Le candidat socialiste lui demande aussi de réfléchir sur une réforme du quotient familial. Elle penche pour une amélioration du système existant plutôt qu’une remise à plat assortie de la création d’un crédit d’impôt imaginée par Michel Sapin. Au lendemain d’une fuite dans la presse, le candidat socialiste tranche pour son idée. Il faut dire que malgré sa discrétion, elle sait monter au créneau quand c’est nécessaire à l’exemple de la veille du sommet social de Nicolas Sarkozy en janvier. Lors d’une interview accordée à 20 Minutes le 17 janvier 2012, elle taxe le sommet social de « gesticulation de campagne ». Et poursuit : «Sur la forme, ce sommet est choquant. Comment peut-il prétendre engager des réformes aussi fondamentales alors que des élections très importantes doivent avoir lieu dans quelques semaines. La plupart des mesures ne pourront même pas être mises en œuvre».
Parité
Marisol Touraine est aussi l’une des premières à insister sur l’importance de la parité dans la composition du gouvernement et se fait un devoir de peser sur cette question dans sa constitution. Le 10 mai 2012, elle avait déclaré à l’AFP : « Il faut des femmes aux postes qui comptent parmi les postes ministériels importants » car « La parité, c’est la pleine reconnaissance du rôle politique des femmes». Ainsi, la nouvelle ministre s’était déclarée en accord avec la sénatrice socialiste Nicole Bricq, qui espérait que les femmes du prochain gouvernement ne seraient pas reléguées à des postes secondaires.

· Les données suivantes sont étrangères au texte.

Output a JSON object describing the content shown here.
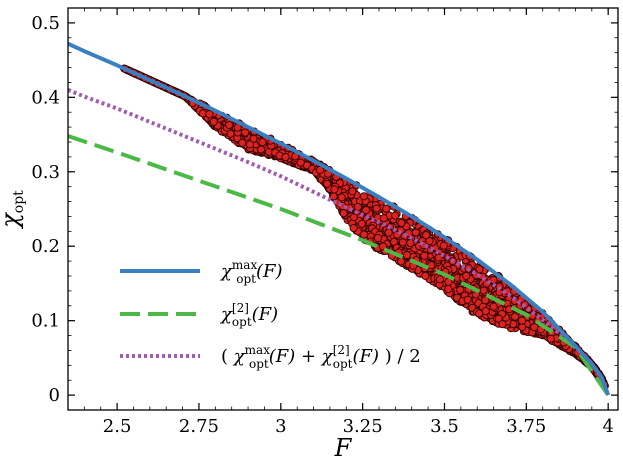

Nicole Bricq, la présidente PS de la commission des finances du Sénat déclarait à Public Sénat le 9 mai 2012 : «Il ne faut pas faire les « Hollandettes », en référence aux « jupettes » du gouvernement Juppé en 1995 qui définissaient des ministres féminins de second plan. Elle ajoutait : « Si on a les sarkozettes bis et les jupettes ter, ce n’est pas bien ». Inquiétude à laquelle Marisol Touraine répondait : «Rien dans le parcours politique de François Hollande ne permet d’imaginer qu’il traiterait les femmes de son gouvernement comme l’a fait Alain Juppé en 1995. Je ne sais rien de la future composition de l’équipe, François Hollande y réfléchit de son côté, mais je n’ai aucun doute sur sa volonté en la matière».